Electronic charts of all nephrology outpatients clinic (n=1,170) in the period between Jan-2017 and Dec-2017 with CKD stages 3 and 4 were included. Estimated glomerular filtration rate (eGFR) based on CKD-EPI equation and biochemical parameters were assessed. Patients were divided in two groups: those who exhibited SHPT (final PTH > 150 pg/ml; n= 279) and those who did not (n = 891).

Results

Patients who developed SHPT had lower basal calcium (9.45 ± 0.6 vs. 9.57 ± 0.5 mg/dl), eGFR (24±7 vs. 34±11 ml/min, p=0.002) and 25 vitD (25±10 vs. 27±10 ng/dl, p=0.002), despite a trend for a higher prevalence of cholecalciferol supplementation (77 vs. 72%, p=0.07). They also had higher phosphate (3.68 ± 0.7 vs. 3.52 ± 0.7 mg/dl, p=0.001) and eGFR loss (3.3±6 vs. 1.0±7.6 ml/mi, p=0.0001). No association was found for age or gender.
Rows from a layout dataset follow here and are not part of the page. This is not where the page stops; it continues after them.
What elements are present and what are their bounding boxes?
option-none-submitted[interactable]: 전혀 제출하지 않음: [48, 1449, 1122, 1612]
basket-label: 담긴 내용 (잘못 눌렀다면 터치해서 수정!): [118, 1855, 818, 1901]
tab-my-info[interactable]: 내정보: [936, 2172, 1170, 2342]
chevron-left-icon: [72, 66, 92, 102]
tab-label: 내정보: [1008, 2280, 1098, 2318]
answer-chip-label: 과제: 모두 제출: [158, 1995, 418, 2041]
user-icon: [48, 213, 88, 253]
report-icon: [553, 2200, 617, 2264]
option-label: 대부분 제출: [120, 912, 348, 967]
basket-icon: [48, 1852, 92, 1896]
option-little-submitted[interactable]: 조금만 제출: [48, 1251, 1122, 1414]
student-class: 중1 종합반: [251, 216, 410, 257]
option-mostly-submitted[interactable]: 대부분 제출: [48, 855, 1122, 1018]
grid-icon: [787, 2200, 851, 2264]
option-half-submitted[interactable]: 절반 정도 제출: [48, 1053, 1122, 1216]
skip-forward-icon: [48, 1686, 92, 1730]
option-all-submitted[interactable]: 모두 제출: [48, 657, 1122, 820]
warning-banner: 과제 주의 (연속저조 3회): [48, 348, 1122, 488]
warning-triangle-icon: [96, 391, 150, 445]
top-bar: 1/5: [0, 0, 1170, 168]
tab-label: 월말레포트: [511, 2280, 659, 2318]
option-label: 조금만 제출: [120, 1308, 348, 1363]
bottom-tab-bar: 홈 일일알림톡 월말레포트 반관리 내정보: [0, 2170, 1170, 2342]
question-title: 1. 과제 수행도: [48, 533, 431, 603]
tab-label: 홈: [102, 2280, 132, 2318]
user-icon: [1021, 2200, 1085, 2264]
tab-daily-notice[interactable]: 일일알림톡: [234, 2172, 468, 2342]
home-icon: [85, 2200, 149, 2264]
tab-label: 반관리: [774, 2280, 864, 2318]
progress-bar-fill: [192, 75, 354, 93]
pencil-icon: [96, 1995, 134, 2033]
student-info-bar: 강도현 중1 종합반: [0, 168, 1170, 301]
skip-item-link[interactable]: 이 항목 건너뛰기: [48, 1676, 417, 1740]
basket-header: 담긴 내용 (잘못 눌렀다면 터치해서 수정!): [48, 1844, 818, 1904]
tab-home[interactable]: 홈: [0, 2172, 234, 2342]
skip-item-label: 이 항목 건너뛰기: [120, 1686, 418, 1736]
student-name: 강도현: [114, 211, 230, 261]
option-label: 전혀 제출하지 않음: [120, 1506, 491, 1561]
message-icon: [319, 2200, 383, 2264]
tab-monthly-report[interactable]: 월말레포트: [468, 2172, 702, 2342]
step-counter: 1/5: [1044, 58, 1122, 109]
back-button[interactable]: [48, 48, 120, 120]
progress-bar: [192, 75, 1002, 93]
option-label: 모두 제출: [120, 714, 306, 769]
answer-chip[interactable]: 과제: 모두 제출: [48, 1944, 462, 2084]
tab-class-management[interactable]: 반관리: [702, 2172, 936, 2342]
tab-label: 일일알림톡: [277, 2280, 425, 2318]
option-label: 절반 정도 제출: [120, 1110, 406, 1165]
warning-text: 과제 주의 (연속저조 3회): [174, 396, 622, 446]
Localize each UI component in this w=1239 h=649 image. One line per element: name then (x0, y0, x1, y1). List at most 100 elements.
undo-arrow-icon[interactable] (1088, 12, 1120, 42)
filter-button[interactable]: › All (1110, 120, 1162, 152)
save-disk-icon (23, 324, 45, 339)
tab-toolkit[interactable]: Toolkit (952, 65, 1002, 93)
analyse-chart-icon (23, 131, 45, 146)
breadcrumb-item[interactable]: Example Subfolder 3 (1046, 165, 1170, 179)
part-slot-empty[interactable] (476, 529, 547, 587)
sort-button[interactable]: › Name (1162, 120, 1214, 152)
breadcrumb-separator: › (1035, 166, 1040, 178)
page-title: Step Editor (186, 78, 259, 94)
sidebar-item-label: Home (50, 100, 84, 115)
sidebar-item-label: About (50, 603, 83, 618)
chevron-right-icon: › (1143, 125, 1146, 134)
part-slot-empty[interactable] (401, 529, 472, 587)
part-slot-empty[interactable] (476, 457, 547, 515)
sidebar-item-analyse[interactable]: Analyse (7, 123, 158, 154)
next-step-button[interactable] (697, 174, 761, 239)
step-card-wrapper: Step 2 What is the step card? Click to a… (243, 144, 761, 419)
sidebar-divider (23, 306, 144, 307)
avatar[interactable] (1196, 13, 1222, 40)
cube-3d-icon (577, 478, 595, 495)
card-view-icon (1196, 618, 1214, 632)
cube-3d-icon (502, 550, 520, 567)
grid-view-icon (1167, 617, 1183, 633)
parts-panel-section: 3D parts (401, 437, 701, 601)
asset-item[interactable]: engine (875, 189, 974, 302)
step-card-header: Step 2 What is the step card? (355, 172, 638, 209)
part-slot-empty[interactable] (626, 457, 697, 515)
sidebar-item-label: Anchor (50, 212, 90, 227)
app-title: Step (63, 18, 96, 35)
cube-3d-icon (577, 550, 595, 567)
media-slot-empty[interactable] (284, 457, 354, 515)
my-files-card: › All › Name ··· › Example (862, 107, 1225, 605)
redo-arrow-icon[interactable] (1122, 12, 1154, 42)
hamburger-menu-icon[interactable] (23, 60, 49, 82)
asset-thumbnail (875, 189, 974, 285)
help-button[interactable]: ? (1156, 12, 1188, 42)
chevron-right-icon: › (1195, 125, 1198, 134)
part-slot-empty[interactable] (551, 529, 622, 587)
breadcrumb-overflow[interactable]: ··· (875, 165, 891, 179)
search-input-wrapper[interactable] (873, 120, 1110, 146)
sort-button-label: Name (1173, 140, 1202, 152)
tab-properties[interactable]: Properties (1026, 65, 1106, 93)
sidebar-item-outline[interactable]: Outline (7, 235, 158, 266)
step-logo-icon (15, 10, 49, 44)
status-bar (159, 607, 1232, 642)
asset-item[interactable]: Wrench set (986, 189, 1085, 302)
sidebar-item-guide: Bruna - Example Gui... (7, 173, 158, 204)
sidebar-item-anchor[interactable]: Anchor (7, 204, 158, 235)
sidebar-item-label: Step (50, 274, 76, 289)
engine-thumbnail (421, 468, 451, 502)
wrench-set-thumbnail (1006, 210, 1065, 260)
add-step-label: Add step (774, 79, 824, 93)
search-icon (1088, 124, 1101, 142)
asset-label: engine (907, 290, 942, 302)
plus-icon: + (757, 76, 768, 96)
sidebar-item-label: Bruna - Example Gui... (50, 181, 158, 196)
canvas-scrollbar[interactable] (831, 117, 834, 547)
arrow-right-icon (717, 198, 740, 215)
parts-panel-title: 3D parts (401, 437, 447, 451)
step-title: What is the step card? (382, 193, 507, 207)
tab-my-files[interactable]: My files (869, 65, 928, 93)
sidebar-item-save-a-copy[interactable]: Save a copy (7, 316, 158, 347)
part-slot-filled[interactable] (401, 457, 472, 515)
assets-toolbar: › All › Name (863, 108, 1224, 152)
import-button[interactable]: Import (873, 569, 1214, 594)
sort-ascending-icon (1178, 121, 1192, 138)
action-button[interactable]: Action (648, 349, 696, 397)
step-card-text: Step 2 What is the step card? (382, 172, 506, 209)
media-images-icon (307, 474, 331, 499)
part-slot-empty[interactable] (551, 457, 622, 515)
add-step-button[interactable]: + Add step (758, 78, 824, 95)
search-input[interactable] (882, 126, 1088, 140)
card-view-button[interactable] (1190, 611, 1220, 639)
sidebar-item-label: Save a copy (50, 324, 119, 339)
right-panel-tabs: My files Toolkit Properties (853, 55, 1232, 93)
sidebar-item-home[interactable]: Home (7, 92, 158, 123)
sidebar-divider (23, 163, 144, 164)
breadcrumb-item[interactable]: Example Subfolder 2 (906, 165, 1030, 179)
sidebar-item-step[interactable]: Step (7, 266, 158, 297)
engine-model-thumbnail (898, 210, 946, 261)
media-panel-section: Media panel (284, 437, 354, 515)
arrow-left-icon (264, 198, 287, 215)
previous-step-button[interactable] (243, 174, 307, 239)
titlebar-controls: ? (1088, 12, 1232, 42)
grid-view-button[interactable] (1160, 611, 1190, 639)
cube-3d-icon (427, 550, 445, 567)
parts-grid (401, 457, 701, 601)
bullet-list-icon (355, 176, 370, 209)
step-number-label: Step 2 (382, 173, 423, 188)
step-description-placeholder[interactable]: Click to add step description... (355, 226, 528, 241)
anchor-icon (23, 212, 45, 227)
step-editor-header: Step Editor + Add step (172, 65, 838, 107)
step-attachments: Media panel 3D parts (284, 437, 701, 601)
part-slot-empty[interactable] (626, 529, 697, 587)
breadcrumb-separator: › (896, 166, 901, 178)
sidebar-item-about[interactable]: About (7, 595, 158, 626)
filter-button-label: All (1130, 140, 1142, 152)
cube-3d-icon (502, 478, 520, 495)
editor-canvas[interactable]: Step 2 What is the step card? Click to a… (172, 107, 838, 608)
Multivariate analysis disclosed that SHPT progression was associated with more rapid progression of CKD, as well as lower vit D and higher phosphate at baseline.

Conclusion

Our data suggest that patients with faster progression of SHPT present lower eGFR and 25 vitD and higher phosphate, even within the reference range. These patients should be closely monitored and future prospective studies might show whether interventions such as phosphate restriction and more vigorous cholecalciferol supplementation could change the SHPT natural history.